Keep only those columns in dataframe based on min value of each row
I have a datafrme
In = pd.DataFrame([["W",13,23,45,65], ["X",23,45,12,78], ["Y",12,34,56,89]],columns=["A","B","C","D","E"])
W row has min value 13, X row has min value 12, and Y row has min value 12. Keep only those columns that have min value of all the rows.
Expected output:
Out = pd.DataFrame([["W",13,45], ["X",23,12], ["Y",12,56]],columns=["A","B","D"])
How to do it?
Solution 1:
You could check if a column is either non-numeric or contains the min.
This approach is efficient as it first computes the min
per column, then compares each min to the global min.

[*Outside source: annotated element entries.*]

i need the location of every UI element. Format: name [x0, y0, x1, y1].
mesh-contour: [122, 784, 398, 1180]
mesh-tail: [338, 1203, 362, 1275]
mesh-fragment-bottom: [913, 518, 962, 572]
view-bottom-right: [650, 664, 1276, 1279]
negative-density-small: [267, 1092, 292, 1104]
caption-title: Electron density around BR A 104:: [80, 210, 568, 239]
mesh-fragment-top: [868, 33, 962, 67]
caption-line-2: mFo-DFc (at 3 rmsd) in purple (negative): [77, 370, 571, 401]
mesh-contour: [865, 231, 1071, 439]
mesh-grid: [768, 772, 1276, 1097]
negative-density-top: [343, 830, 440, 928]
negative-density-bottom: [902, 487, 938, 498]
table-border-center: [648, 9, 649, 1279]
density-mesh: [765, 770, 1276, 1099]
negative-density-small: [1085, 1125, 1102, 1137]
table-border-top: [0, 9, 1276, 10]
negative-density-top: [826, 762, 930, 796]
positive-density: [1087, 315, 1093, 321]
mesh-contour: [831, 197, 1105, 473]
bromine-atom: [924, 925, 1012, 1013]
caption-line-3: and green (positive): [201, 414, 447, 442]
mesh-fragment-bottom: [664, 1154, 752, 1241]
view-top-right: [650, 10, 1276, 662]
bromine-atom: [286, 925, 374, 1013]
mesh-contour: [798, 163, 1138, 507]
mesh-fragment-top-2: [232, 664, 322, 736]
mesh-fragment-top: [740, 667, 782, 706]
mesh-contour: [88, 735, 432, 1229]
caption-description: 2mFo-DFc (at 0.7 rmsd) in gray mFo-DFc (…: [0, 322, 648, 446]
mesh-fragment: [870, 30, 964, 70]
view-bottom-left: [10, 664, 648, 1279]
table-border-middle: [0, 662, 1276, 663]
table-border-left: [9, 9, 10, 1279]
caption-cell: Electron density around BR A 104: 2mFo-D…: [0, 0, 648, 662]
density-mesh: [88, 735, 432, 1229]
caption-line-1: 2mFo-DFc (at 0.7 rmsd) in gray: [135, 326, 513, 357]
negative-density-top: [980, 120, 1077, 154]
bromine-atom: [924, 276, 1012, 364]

from pandas.api.types import is_numeric_dtype
# non-numeric
mask = In.apply(is_numeric_dtype)
# contains min
m = (m:=In.min()).eq(m[mask].min()) | ~mask
# If python < 3.8:
# m = In.min()
# m = m.eq(m[mask].min()) | ~mask
Out = In.loc[:,m]
Output:
A B D
0 W 13 45
1 X 23 12
2 Y 12 56
Solution 2:
Find min value amongst min values for each column. Equate outcome to df. Filter any columns with min value. Set A as index before filter happens
In.set_index('A', inplace=True)
In.loc[:,(In==In.min().min()).any()].reset_index()
Or the following if you do not want multiple lines of code
In.set_index('A').loc[:,(In==(In.select_dtypes(exclude='object').min().min())).any()].reset_index()